Stunning drone footage has captured the Falklands new patrol ship HMS Forth in her long-term home as you’ve never seen her before.

Leading Photographer Kyle Heller was at the controls of the RPAS – remotely-piloted aerial system as the military official terms drones – as it lifted off from the jetty at East Cove Military Port… no mean feat as the remote harbour is renowned for its strong winds.

Forth is alongside undergoing a spot of maintenance after her 9,000-mile journey from Portsmouth over the winter/austral summer once south of the Equator, with the ship’s company and the RN’s small team of engineers based at East Cove (known as NEFI or Naval Engineering Falkland Islands) carrying out the work.

It’s a challenging place to carry out maintenance.
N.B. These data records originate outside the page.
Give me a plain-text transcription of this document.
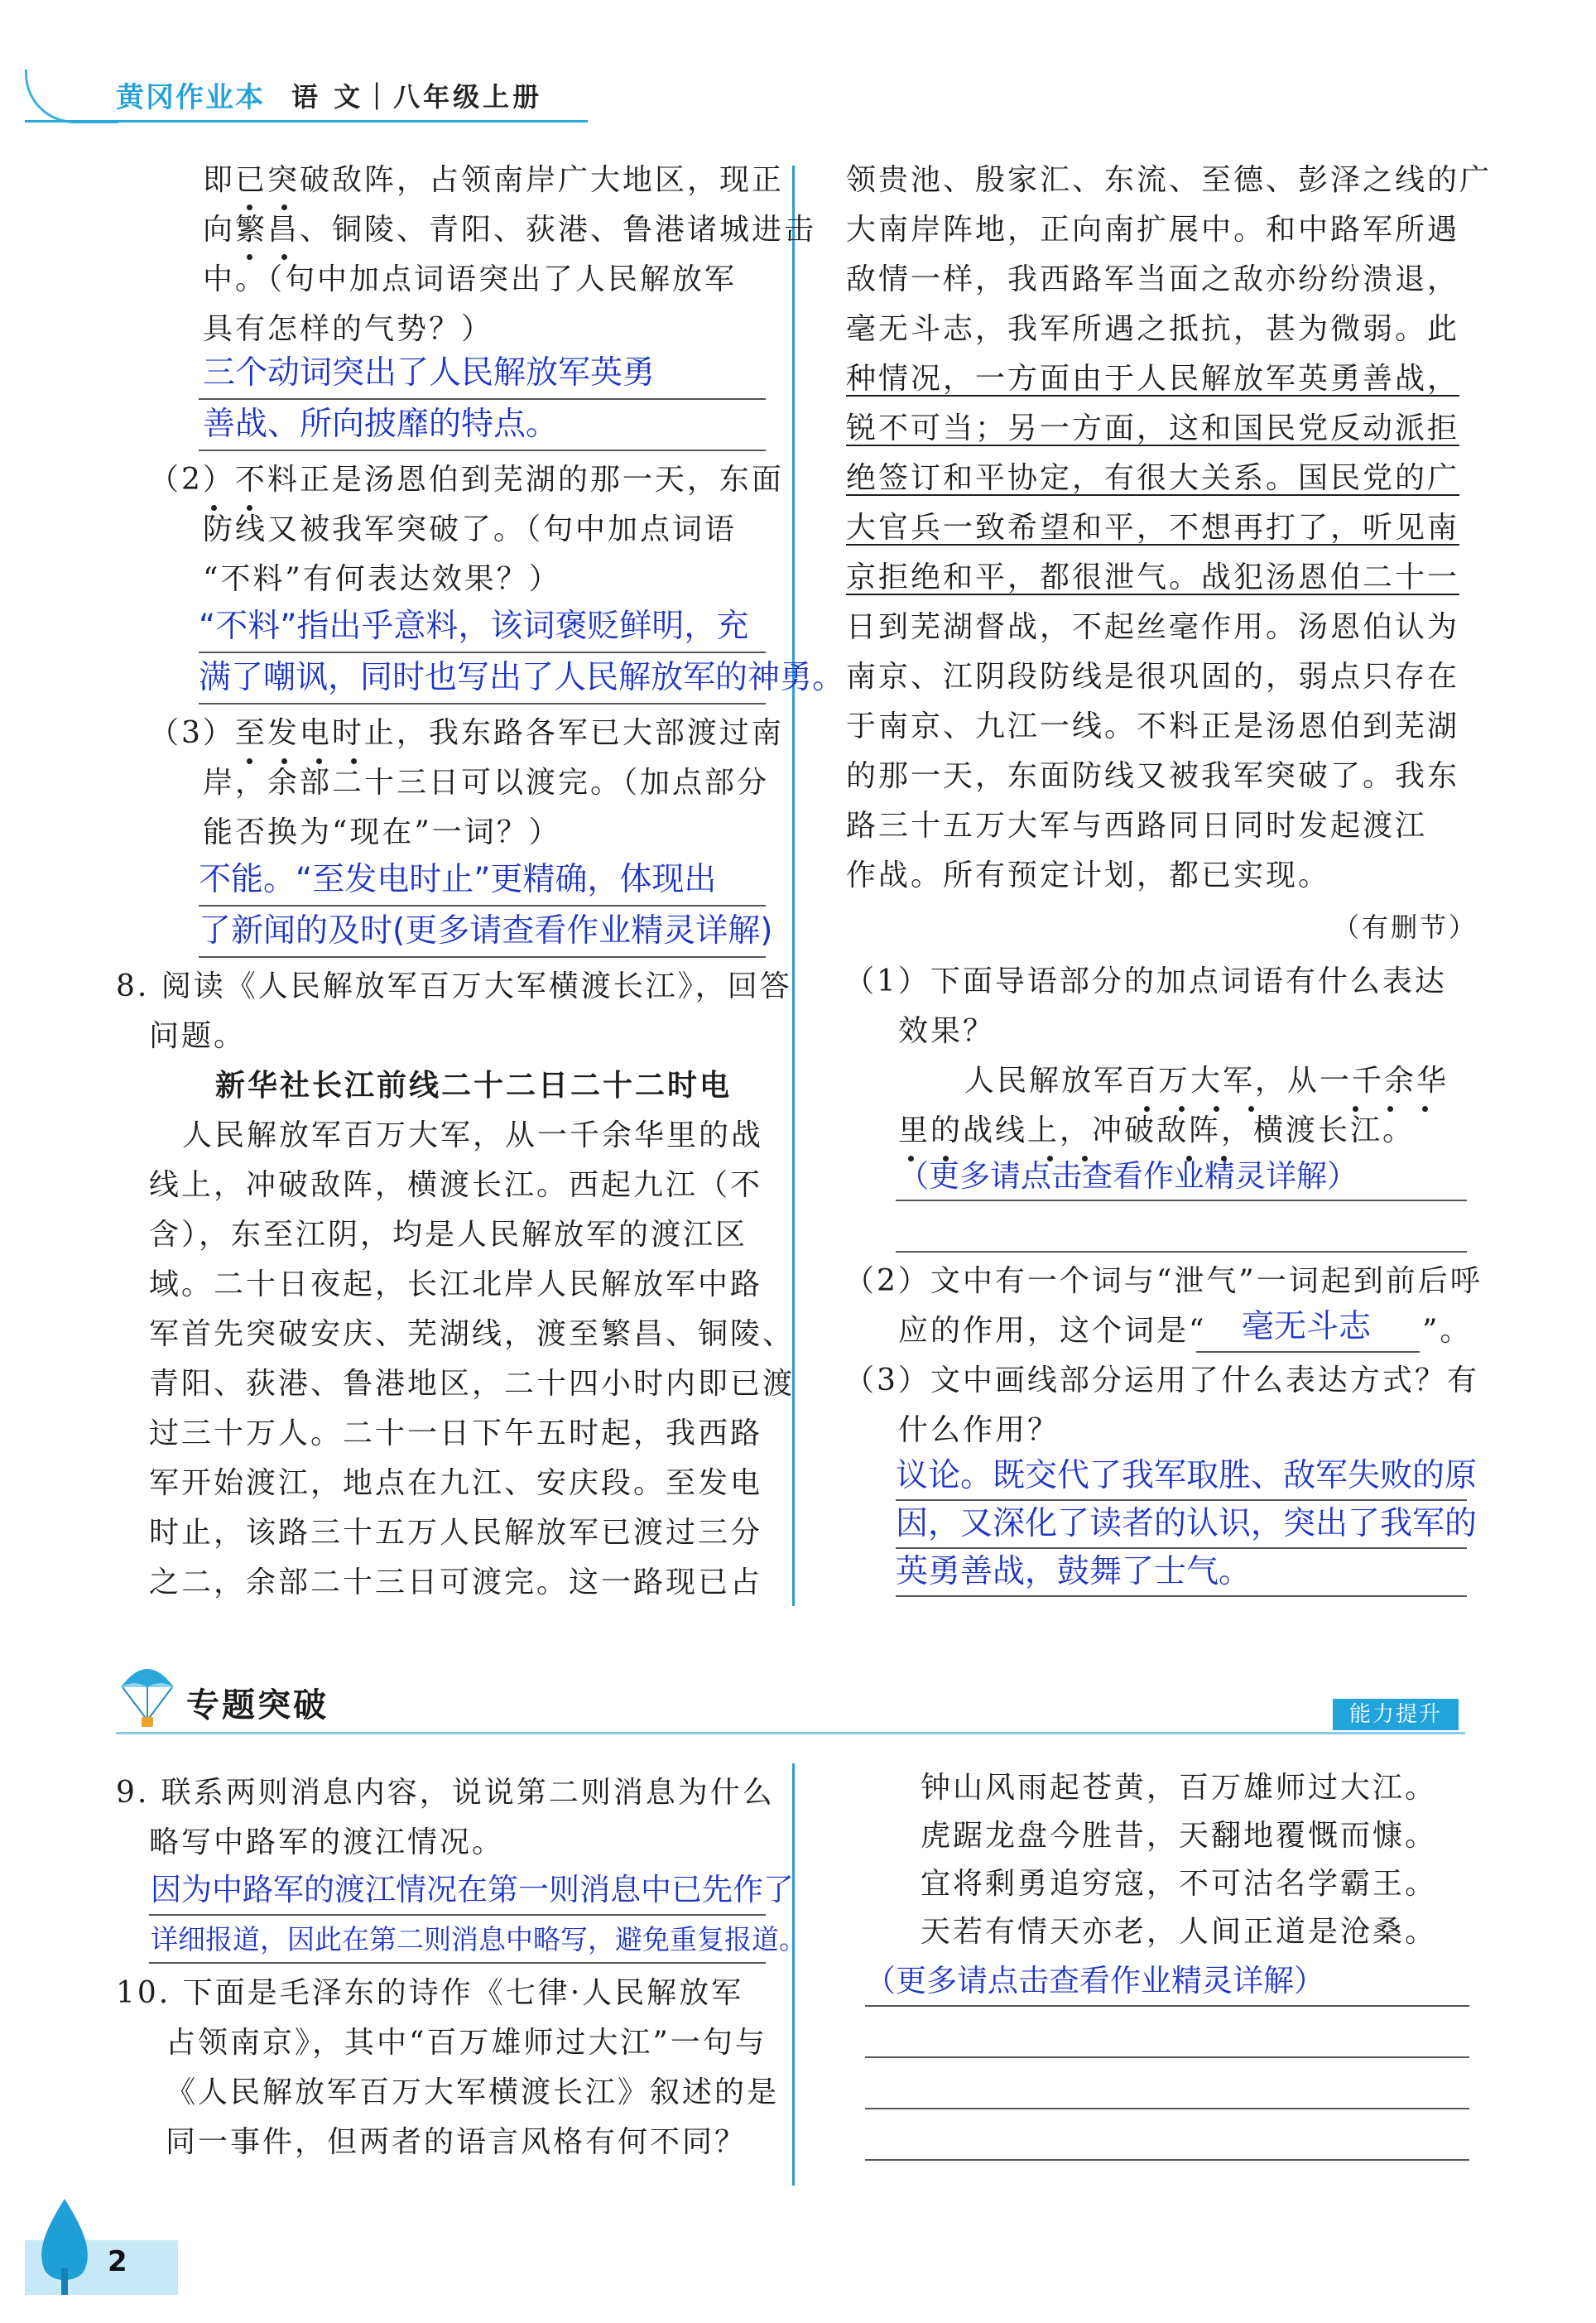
黄冈作业本 语 文｜八年级上册
即已突破敌阵，占领南岸广大地区，现正
向繁昌、铜陵、青阳、荻港、鲁港诸城进击
中。（句中加点词语突出了人民解放军
具有怎样的气势？）
三个动词突出了人民解放军英勇
善战、所向披靡的特点。
（2）不料正是汤恩伯到芜湖的那一天，东面
防线又被我军突破了。（句中加点词语
“不料”有何表达效果？）
“不料”指出乎意料，该词褒贬鲜明，充
满了嘲讽，同时也写出了人民解放军的神勇。
（3）至发电时止，我东路各军已大部渡过南
岸，余部二十三日可以渡完。（加点部分
能否换为“现在”一词？）
不能。“至发电时止”更精确，体现出
了新闻的及时(更多请查看作业精灵详解)
8. 阅读《人民解放军百万大军横渡长江》，回答
问题。
新华社长江前线二十二日二十二时电
人民解放军百万大军，从一千余华里的战
线上，冲破敌阵，横渡长江。西起九江（不
含），东至江阴，均是人民解放军的渡江区
域。二十日夜起，长江北岸人民解放军中路
军首先突破安庆、芜湖线，渡至繁昌、铜陵、
青阳、荻港、鲁港地区，二十四小时内即已渡
过三十万人。二十一日下午五时起，我西路
军开始渡江，地点在九江、安庆段。至发电
时止，该路三十五万人民解放军已渡过三分
之二，余部二十三日可渡完。这一路现已占
领贵池、殷家汇、东流、至德、彭泽之线的广
大南岸阵地，正向南扩展中。和中路军所遇
敌情一样，我西路军当面之敌亦纷纷溃退，
毫无斗志，我军所遇之抵抗，甚为微弱。此
种情况，一方面由于人民解放军英勇善战，
锐不可当；另一方面，这和国民党反动派拒
绝签订和平协定，有很大关系。国民党的广
大官兵一致希望和平，不想再打了，听见南
京拒绝和平，都很泄气。战犯汤恩伯二十一
日到芜湖督战，不起丝毫作用。汤恩伯认为
南京、江阴段防线是很巩固的，弱点只存在
于南京、九江一线。不料正是汤恩伯到芜湖
的那一天，东面防线又被我军突破了。我东
路三十五万大军与西路同日同时发起渡江
作战。所有预定计划，都已实现。
（有删节）
（1）下面导语部分的加点词语有什么表达
效果？
人民解放军百万大军，从一千余华
里的战线上，冲破敌阵，横渡长江。
（更多请点击查看作业精灵详解）
（2）文中有一个词与“泄气”一词起到前后呼
应的作用，这个词是“ 毫无斗志 ”。
（3）文中画线部分运用了什么表达方式？有
什么作用？
议论。既交代了我军取胜、敌军失败的原
因，又深化了读者的认识，突出了我军的
英勇善战，鼓舞了士气。
专题突破	能力提升
9. 联系两则消息内容，说说第二则消息为什么
略写中路军的渡江情况。
因为中路军的渡江情况在第一则消息中已先作了
详细报道，因此在第二则消息中略写，避免重复报道。
10. 下面是毛泽东的诗作《七律·人民解放军
占领南京》，其中“百万雄师过大江”一句与
《人民解放军百万大军横渡长江》叙述的是
同一事件，但两者的语言风格有何不同？
钟山风雨起苍黄，百万雄师过大江。
虎踞龙盘今胜昔，天翻地覆慨而慷。
宜将剩勇追穷寇，不可沽名学霸王。
天若有情天亦老，人间正道是沧桑。
（更多请点击查看作业精灵详解）
2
It’s bleak. Facilities are limited (there’s no dry dock for example). It’s rarely warm, even in high summer.

But the small base (51° 54’02”S, 58° 26’54”W if you want to find it on satellite imaging sites) is the mainstay of all Royal Navy operations in support of the UK’s South Atlantic territories – most recently used by survey ship HMS Scott as well as Forth herself – with the hub of Britain’s military presence a ten-minute drive away in Mount Pleasant.

In the past week Forth has been joined at East Cove by the scientific research/supply vessel RRS James Clark Ross – distinctly painted red and white – which is supporting the work of the British Antarctic Survey in and around the frozen continent.

Forth is the first of five second-generation River-class patrol ships to begin extended missions in regions around the globe under the RN’s broadening Forward Presence vision. All will be sustained by rotating crews every few months (à la minehunters in the Gulf for the past dozen years and, more recently, frigate HMS Montrose).

Forth has taken over from HMS Clyde which returned to Portsmouth just before Christmas and is awaiting disposal. Her successor is due to resume her Falkland duties at the end of the month, safeguarding territorial waters, reassuring islanders living in some of the more remote communities peppered around the archipelago, and also striking further afield to the wildlife paradise of South Georgia.